A Tiny Microadventure



How quick can a microadventure be? Is 8 hours enough, if it includes bivvying on the edge of a wood, going to sleep listening to owls, waking to a beautiful morning, cooking breakfast on a fire and wandering home in the solitude and peace of an early autumn morning? If that is enough, then I just had a great microadventure!

I got home after dark last night to an empty house, after a day of helping out at a Scout camp in the New Forest. I had been pondering bivvying in the New Forest. It somehow hadn't felt right, but the hankering was still there.  The night was still and warm, and the wild was still calling!

I stuffed my quilt into a bivvy bag and shoved that into my rucksack along with a Kelly Kettle (already filled with water), thermarest, waterbottle, jacket and lighter. Chopped up some bacon and mushrooms and put them, with an egg, into a small pan, and added that to my bag.

Ready!

I stepped out of the back door and locked the dark house behind me. The security light momentarily blinded me, but a few steps later I was walking up the lane out of the village, headed for the woods. My eyes soon got accustomed to the darkness, and I was reluctant to spoil the feeling by using my headtorch.
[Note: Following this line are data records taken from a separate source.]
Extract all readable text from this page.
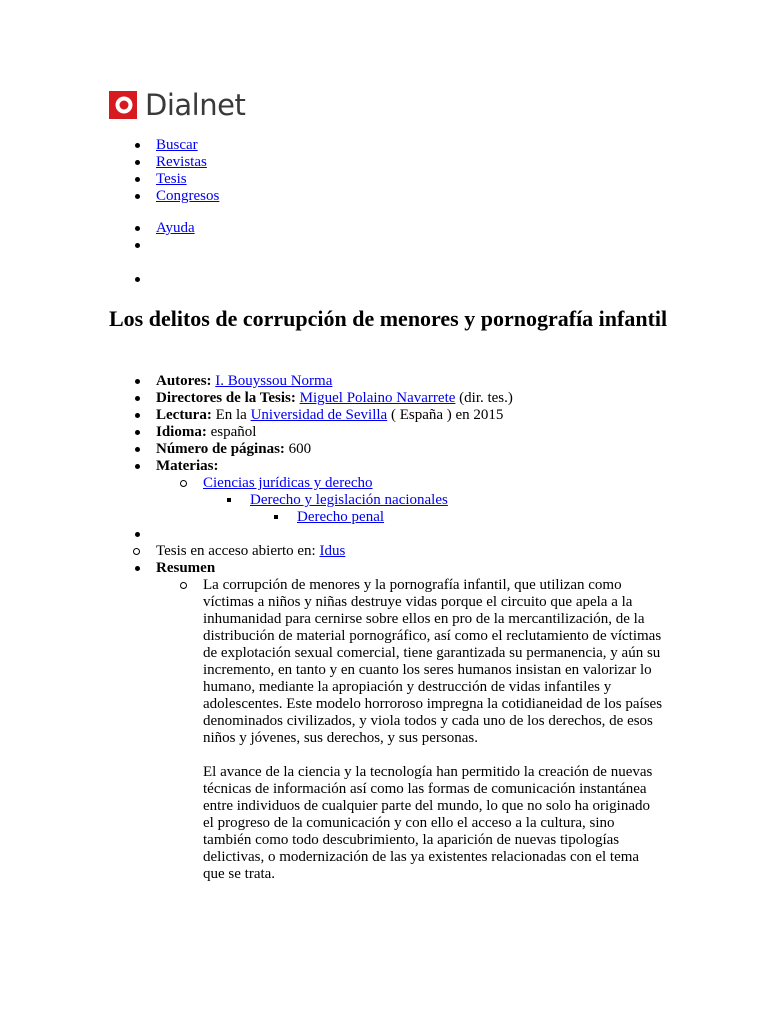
Dialnet
Buscar
Revistas
Tesis
Congresos
Ayuda
Los delitos de corrupción de menores y pornografía infantil
Autores: I. Bouyssou Norma
Directores de la Tesis: Miguel Polaino Navarrete (dir. tes.)
Lectura: En la Universidad de Sevilla ( España ) en 2015
Idioma: español
Número de páginas: 600
Materias:
Ciencias jurídicas y derecho
Derecho y legislación nacionales
Derecho penal
Tesis en acceso abierto en: Idus
Resumen

La corrupción de menores y la pornografía infantil, que utilizan como víctimas a niños y niñas destruye vidas porque el circuito que apela a la inhumanidad para cernirse sobre ellos en pro de la mercantilización, de la distribución de material pornográfico, así como el reclutamiento de víctimas de explotación sexual comercial, tiene garantizada su permanencia, y aún su incremento, en tanto y en cuanto los seres humanos insistan en valorizar lo humano, mediante la apropiación y destrucción de vidas infantiles y adolescentes. Este modelo horroroso impregna la cotidianeidad de los países denominados civilizados, y viola todos y cada uno de los derechos, de esos niños y jóvenes, sus derechos, y sus personas.

El avance de la ciencia y la tecnología han permitido la creación de nuevas técnicas de información así como las formas de comunicación instantánea entre individuos de cualquier parte del mundo, lo que no solo ha originado el progreso de la comunicación y con ello el acceso a la cultura, sino también como todo descubrimiento, la aparición de nuevas tipologías delictivas, o modernización de las ya existentes relacionadas con el tema que se trata.
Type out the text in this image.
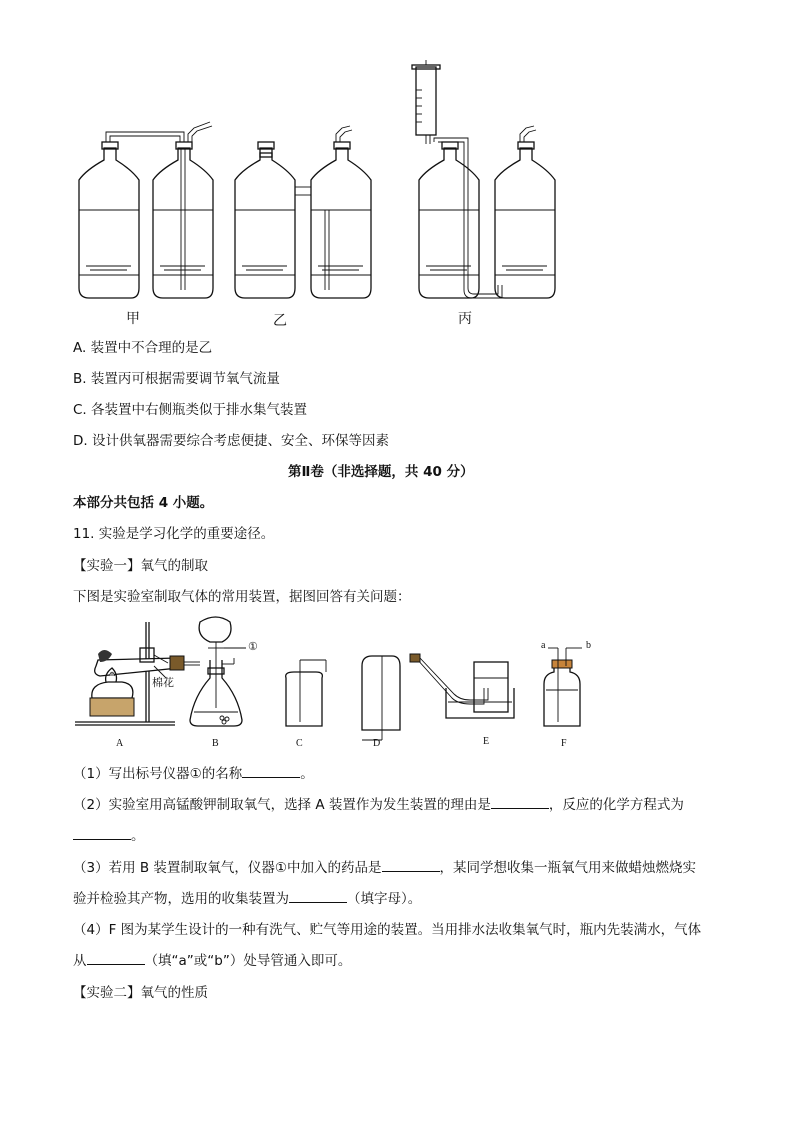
甲	乙	丙
A. 装置中不合理的是乙
B. 装置丙可根据需要调节氧气流量
C. 各装置中右侧瓶类似于排水集气装置
D. 设计供氧器需要综合考虑便捷、安全、环保等因素
第Ⅱ卷（非选择题，共 40 分）
本部分共包括 4 小题。
11. 实验是学习化学的重要途径。
【实验一】氧气的制取
下图是实验室制取气体的常用装置，据图回答有关问题：
棉花
①	a	b
A	B	C	D	E	F
（1）写出标号仪器①的名称	。
（2）实验室用高锰酸钾制取氧气，选择 A 装置作为发生装置的理由是	，反应的化学方程式为
。
（3）若用 B 装置制取氧气，仪器①中加入的药品是	，某同学想收集一瓶氧气用来做蜡烛燃烧实
验并检验其产物，选用的收集装置为	（填字母）。
（4）F 图为某学生设计的一种有洗气、贮气等用途的装置。当用排水法收集氧气时，瓶内先装满水，气体
从	（填“a”或“b”）处导管通入即可。
【实验二】氧气的性质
I switched it on sparingly, using the red light from time to time to spot the path I was after. I wandered for a bit. My initial idea for a bivvy spot was marred by the bright security lights of a local farm, so I went to the other side of the woods and found a spot in the long grass, set back from the path and just under the overhanging trees.

It only takes a couple of minutes to inflate my mat and slip in into my bivvy bag, and my bed was ready. Before settling in for the night I went into the woods and broke enough sticks off a dead branch for fuel for breakfast. Then I was into my bag, under my quilt and lying looking at the stars and listening to nearby tawny owls "towhit"ing in the trees. Sleep soon drifted in.

I woke a couple of times in the night, looking up to see the Pleiades clearly above me before drifting off again.

Then it was daylight, with sun on the distant treetops.


Still in my bag, I lit the fire in the base of the Kelly Kettle and found my mug and some coffee cubes. I had forgotten how quickly a Kelly Kettle boils water, and soon had a big mug of steaming coffee, and the pan was on the embers, bacon sizzling. Once the bacon and mushrooms were done I broke the egg into the pan and gave it all a quick scramble. Breakfast in bed, all without leaving my cozy bivvy bag.


Happy my solitude hadn't been disturbed by early dog walkers, I finished my coffee, and stuffed everything back in my bag.  I tidied up my pitch and checked I had everything. Not quite "Leave No Trace", as there was some scorched grass where the fire had stood, but nothing that wouldn't regenerate quickly.


Wandering home I savoured the peace and quiet of the early morning, sunlight filtering through the trees and lighting paths in dramatic busts of colour.




Walking back across the fields I could see the village in the distance, seemingly nestled in the woods. 




A short walk home, and I didn't see a soul, and felt privileged and maybe a bit smug at the guilty pleasure of having all of this beauty to myself.

That may be my last bivvy of the summer, who knows? It was quick (8 hours from setting out to getting home again) but I felt I had had a whole day's worth of experience and peace by the time I unlocked the back door, before most of the world was awake.